Nginx (pronounced engine-x) is a reverse proxy which gained popularity in the recent years. It is event-driven and supports multiple protocols such as HTTP, IMAP, SMTP etc. We need the HTTP support to run it as a web server. The strong point of Nginx compared to traditional web servers is that each spawned process of Nginx can handle thousands of concurrent connections. Nginx does not embed programming languages within its own process, therefore all dynamic handling (such as PHP) is done through a backend server. PHP-FPM works great as a backend server to handle PHP scripts.

Nginx configuration

Nginx virtual host configurationBefore we dive into the Nginx virtual host configuration, we might need to grasp a little bit of the basics. The Nginx configuration can be classified in two parts; the directives and the contexts. A directive is an identifier that can accept one or several configuration options. A context on the other hand is a section which may contain several directives. The word "context" is mostly used in the Nginx documentation rather than "section".

A directive would be as follows:

worker_connections 768;

A context would be like:

events {
    workerconnections 768;
    # multiaccept on;
}

A context may contain one or several directives within curly brackets {}. Directives can be disabled by commenting them with the # symbol.

To define a virtual host in Nginx we create a "server" context. This context will handle configuration directives like the hostname, the root directory etc. A basic virtual host in Nginx looks as follows:

server {
    listen 80;
    server_name mysite.com;

root /var/www/mysite;
index index.html;

}


The configuration tells Nginx to listen to port 80, handle requests for "mysite.com" and serve contents from the /var/www/mysite directory. The index directive tells Nginx to set "index.html" as the default file to serve.

Backend interaction

There is a sub-context called "location" within the server block. The location context handles URI matching. It tells Nginx what to do when a particular URI is sent by the client.

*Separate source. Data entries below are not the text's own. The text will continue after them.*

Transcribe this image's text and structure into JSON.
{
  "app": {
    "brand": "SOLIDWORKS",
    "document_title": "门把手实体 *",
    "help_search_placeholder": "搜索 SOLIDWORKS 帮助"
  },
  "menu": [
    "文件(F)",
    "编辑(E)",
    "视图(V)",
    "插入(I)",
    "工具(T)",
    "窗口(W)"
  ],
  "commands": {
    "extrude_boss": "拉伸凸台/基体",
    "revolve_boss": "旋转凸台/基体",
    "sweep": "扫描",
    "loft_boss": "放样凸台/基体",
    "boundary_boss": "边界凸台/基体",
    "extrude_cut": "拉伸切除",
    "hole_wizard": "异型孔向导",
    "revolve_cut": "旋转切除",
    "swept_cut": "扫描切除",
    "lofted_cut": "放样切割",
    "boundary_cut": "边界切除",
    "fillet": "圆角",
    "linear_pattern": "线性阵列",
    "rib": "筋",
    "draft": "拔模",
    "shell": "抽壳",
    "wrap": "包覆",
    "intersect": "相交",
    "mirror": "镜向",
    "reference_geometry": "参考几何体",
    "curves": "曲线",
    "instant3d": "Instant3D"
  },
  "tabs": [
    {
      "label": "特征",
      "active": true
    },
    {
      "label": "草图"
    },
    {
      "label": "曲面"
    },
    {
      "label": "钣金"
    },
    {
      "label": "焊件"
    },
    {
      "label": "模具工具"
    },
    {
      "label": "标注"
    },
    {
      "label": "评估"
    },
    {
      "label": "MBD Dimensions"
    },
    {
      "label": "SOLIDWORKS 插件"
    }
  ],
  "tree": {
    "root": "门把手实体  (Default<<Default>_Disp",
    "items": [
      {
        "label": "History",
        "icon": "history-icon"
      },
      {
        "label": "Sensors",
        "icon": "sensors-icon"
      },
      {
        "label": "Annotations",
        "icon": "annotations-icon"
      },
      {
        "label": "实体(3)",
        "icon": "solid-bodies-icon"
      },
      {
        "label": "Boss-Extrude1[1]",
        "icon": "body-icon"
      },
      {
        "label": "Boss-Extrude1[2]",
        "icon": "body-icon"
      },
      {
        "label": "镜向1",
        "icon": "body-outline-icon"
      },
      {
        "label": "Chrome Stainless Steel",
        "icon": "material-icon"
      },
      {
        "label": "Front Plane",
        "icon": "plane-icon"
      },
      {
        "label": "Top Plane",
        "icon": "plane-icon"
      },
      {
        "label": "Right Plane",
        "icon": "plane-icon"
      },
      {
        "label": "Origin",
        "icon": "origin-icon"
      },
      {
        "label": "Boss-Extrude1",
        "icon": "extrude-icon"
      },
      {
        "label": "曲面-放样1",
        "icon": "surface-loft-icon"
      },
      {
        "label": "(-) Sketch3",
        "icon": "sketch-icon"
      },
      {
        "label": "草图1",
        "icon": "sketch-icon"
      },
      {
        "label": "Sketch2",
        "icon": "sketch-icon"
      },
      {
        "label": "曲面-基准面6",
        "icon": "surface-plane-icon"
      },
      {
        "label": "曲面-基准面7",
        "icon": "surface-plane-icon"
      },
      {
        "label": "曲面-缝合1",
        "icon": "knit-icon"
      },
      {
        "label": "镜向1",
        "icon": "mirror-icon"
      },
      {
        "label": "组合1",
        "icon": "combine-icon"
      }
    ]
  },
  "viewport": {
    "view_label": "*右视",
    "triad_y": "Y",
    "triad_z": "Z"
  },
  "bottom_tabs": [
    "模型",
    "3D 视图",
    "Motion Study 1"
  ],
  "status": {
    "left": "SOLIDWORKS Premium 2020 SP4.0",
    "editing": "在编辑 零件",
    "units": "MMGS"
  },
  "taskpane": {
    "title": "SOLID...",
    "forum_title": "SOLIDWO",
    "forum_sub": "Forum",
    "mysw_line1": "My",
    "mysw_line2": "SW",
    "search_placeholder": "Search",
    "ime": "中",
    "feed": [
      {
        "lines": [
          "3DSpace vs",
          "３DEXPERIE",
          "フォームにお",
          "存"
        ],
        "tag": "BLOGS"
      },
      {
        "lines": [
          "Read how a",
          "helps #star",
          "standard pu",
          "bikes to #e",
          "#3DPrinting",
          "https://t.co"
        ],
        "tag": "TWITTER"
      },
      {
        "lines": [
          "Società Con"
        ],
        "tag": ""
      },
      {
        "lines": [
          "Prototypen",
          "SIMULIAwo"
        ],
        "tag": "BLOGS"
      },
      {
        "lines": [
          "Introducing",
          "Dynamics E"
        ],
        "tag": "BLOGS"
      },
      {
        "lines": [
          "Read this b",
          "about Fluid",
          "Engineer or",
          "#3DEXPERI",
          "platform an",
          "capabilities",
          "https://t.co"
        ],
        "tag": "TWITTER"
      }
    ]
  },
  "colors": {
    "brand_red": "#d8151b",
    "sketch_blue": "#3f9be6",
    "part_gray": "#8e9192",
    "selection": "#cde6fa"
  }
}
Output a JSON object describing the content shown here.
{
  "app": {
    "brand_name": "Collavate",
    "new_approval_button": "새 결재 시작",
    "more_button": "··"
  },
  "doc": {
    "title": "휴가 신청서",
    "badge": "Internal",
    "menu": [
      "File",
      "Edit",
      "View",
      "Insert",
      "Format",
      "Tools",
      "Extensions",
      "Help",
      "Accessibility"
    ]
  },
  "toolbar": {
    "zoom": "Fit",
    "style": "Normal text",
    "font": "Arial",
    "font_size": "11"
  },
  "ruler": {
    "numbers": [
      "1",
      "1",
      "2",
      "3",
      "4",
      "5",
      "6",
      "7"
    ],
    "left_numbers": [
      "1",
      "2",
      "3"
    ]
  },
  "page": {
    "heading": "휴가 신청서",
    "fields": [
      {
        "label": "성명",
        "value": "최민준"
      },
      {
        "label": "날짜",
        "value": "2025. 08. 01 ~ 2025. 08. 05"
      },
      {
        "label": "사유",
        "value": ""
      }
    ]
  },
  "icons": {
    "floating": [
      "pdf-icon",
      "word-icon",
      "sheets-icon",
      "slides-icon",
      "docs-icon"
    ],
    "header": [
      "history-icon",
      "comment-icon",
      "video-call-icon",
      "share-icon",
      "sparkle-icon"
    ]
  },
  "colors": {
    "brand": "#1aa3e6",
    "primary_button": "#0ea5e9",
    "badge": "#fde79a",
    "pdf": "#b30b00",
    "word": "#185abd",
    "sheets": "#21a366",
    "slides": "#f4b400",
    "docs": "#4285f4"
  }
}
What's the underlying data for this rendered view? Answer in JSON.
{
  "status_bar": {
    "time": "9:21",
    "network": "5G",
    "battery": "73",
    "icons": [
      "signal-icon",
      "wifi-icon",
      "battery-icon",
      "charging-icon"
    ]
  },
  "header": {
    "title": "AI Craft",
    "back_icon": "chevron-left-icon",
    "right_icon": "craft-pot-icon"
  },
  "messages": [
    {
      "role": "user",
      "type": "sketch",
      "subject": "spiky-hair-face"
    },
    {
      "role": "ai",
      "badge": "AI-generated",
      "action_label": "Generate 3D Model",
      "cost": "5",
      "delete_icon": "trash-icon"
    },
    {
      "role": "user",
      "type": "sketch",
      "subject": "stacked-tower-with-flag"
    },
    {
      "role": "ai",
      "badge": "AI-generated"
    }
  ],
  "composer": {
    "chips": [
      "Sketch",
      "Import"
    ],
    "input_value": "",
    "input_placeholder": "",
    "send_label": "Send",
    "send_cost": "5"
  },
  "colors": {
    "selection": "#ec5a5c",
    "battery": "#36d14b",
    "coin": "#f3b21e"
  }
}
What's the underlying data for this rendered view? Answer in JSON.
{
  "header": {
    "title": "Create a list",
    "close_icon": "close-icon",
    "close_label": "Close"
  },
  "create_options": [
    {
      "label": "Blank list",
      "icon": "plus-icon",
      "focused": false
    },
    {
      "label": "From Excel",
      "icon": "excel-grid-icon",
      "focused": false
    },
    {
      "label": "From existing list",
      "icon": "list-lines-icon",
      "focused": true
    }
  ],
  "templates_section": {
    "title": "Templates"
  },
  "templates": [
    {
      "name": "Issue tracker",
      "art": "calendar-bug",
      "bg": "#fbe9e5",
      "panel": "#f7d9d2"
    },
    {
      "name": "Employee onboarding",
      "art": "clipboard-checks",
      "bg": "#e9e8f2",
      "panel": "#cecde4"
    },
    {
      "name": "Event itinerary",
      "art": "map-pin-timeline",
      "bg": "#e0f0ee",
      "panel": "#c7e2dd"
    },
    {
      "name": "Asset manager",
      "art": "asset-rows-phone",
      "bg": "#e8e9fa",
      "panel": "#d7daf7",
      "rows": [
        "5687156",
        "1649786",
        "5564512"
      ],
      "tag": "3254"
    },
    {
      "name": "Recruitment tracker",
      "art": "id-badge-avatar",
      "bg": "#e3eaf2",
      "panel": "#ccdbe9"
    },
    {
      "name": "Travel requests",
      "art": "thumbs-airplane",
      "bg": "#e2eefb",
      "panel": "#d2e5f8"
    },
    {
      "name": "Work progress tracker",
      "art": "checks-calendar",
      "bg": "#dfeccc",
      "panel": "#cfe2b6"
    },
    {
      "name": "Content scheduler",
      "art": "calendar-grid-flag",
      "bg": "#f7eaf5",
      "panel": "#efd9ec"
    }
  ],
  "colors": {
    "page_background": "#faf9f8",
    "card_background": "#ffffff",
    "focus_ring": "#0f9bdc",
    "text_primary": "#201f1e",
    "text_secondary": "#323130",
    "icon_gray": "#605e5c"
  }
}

Backend communication happens by sending the request to the backend server once the URI matching is completed and conditions are met. The server context may have server location sub-contexts; as we see in the example below:

server {
    listen 80;
    server_name mysite.com;

root /var/www/mysite;
index index.html;

location / {
    try_files $uri $uri/ /index.php;
}

location ~ \.php$ {
    include fastcgi.conf;
    fastcgi_pass 127.0.0.1:9000;
}

}


If a URI ends with .php the request is sent to the PHP5-FPM backend server. If a URI does not end with .php the location / is used. Nginx tries to search a file that matches the URI; if that fails, it tries to find a directory of that name and serves the index file. If both fail, the request is redirected internally to /index.php and the request is handled by the backend server.